Re: Where are the backups? @AC re:"still writable"
You actually missed the point that the media holding the backups is also offline, or at least not directly writeable by the general system in the solution. The database of the backup is important because it keeps track of what data is on which media, which is kinda important.
I take it that you've never tried to create a real backup solution for a large environment. Your lack of understanding shines through! Plus, if you have to rely on write-once media, you're going to get through a lot of media!
One of the backup setups I have involvement in takes full backups of a 50TB database once a week, and incrementals on the intervening days. That's probably close to 100TB a week (and this is just one of the databases). What write-once medium do you use for this?
We use TSM, and that cycles the media around, so older backups get deleted over time, and the tapes get re-used. But the important thing is that the TSM server is the only one that can manipulate the tapes, and maintains the database of what's where on the media, so as long as it has not been compromised, you can consider the backups safe for the duration of the cycle (this is not totally true, it is still possible for RMAN on the Oracle servers to delete the backup, but in theory the data stays on the tapes, and anyway, we have offline copies of the TSM database).

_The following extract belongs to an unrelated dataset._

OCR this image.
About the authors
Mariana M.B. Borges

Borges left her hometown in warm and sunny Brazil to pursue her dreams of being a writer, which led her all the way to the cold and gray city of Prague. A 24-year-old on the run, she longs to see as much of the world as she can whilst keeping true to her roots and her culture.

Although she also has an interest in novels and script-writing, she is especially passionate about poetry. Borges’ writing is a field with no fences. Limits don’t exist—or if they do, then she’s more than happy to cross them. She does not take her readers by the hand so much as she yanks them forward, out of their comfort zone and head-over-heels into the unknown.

There is something that I think a lot of environments forget. Segregating the authority on your backup system is important. Only the people with access to the backup server can manipulate the media, and you don't use the same credentials on those servers than you do for the rest of the environment. This means that even if your general policy admin. account gets compromised, the miscreants have further hurdles to jump through before they can attack the backup solution.

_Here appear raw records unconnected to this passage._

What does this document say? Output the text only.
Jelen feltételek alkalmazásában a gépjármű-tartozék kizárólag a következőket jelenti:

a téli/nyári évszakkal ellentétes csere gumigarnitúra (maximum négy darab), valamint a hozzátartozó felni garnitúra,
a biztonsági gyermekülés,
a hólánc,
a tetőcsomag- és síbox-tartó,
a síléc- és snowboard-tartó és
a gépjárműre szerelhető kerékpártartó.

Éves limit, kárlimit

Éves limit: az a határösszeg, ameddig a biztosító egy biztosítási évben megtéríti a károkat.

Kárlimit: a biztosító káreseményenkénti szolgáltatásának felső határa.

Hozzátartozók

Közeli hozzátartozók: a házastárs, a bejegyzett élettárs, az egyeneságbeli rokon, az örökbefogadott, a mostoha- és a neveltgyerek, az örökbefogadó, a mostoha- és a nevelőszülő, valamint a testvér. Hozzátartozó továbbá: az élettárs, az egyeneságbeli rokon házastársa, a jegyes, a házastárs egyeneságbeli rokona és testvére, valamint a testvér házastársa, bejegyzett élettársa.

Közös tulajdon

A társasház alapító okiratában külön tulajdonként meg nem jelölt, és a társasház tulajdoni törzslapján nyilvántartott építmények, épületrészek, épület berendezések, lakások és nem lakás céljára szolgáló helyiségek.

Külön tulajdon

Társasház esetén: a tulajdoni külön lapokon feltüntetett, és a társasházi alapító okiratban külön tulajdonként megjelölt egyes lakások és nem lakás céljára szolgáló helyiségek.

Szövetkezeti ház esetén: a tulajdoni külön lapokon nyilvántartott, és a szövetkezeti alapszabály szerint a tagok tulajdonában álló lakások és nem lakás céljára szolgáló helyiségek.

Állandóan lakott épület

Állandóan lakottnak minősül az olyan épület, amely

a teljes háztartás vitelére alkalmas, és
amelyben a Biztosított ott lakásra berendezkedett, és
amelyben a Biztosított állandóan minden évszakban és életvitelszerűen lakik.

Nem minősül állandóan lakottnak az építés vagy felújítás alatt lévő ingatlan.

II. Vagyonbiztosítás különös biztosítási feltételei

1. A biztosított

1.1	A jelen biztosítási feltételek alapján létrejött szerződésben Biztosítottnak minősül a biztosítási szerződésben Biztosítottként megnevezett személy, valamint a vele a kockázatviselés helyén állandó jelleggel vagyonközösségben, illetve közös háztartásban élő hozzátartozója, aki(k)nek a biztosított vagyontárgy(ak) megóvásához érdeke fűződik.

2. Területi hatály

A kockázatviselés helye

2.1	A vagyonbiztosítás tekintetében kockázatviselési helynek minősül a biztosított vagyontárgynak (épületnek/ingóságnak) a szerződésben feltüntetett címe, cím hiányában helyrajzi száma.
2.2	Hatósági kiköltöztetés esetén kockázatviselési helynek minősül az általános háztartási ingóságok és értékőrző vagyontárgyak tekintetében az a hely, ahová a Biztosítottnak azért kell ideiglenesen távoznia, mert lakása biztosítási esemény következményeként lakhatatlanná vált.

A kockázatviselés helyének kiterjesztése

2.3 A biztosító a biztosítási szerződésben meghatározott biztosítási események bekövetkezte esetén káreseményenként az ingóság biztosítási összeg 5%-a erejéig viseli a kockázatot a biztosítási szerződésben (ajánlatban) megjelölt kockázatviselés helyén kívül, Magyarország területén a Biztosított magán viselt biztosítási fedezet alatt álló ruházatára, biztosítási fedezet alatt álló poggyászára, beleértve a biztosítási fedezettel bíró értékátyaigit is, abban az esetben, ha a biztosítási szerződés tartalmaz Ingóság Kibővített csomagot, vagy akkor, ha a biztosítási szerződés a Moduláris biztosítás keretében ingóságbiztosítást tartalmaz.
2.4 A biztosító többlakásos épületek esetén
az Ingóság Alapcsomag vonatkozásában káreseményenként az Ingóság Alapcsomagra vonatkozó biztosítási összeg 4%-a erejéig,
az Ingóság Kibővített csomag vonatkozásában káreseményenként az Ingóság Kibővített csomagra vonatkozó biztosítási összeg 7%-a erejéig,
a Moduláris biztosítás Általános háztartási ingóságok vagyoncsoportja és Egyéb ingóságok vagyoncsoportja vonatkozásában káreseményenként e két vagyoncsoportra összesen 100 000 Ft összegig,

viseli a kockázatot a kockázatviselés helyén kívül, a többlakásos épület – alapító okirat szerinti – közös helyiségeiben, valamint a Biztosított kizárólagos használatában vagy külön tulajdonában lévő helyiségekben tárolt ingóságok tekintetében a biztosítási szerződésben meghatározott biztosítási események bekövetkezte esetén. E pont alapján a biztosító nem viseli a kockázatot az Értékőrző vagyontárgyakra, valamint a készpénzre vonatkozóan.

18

If you can manage this, then you have a chance of surviving this type of attack, even if you do inadvertently open up the network.

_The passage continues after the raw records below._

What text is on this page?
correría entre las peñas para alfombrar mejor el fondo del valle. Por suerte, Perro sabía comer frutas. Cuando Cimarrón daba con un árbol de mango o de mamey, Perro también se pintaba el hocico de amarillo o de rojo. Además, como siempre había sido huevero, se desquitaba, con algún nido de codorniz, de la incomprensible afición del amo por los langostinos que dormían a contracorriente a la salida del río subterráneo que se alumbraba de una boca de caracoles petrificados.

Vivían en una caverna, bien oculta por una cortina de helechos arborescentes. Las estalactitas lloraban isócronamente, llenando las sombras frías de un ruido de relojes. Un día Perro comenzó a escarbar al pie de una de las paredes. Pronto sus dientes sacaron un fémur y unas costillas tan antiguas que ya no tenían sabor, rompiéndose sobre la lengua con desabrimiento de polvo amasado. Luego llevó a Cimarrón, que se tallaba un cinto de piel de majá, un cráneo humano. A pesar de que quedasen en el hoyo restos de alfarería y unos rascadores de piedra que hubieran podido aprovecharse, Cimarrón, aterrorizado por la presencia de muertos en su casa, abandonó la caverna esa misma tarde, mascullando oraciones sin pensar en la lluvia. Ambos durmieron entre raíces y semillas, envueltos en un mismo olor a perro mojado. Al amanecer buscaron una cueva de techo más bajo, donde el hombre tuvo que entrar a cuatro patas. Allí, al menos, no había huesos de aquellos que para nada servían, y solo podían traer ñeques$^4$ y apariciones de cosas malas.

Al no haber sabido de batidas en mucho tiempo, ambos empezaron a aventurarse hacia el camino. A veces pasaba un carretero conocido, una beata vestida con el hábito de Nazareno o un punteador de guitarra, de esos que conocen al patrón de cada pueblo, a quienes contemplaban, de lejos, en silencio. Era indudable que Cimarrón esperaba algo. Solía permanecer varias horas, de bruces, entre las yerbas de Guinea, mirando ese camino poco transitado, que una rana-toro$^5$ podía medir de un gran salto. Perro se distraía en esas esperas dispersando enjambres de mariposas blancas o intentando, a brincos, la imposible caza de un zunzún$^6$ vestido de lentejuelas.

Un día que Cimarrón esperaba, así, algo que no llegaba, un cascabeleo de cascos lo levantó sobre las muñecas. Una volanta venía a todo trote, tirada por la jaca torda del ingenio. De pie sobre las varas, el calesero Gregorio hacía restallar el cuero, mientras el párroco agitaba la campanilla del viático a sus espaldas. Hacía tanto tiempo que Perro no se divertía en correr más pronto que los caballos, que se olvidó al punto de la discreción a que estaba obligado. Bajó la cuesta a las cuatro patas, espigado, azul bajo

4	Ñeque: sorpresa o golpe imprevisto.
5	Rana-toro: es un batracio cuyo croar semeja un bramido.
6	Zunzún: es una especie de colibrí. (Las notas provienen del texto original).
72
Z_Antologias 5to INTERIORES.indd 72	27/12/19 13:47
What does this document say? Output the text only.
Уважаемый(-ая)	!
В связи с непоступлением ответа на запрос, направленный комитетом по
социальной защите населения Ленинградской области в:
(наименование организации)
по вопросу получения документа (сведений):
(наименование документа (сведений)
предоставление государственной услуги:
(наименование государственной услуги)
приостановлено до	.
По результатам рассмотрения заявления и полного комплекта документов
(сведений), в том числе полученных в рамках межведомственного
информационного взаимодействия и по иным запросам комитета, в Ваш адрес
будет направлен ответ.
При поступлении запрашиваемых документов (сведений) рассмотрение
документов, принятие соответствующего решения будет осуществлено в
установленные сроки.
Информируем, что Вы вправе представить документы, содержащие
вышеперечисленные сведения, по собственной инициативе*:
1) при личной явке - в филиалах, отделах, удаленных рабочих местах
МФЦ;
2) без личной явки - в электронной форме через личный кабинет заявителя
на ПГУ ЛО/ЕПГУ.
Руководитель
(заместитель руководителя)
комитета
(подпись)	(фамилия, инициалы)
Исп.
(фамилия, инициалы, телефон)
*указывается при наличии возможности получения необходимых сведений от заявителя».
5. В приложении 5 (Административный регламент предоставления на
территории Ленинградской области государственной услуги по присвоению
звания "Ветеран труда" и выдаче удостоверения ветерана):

Oh, and by the sounds of it, the systems being attached to the same network sounds like they're all attached to the same physical infrastructure, with the networks being segregated by VLANs (and the VLAN setup was not done early enough in the operation). There are several places where I have worked where VLAN separation does not count as network segregation, In these places, you have physically separate network switches for your management LANs, with internal firewalls if you really want to make sure you're best protected.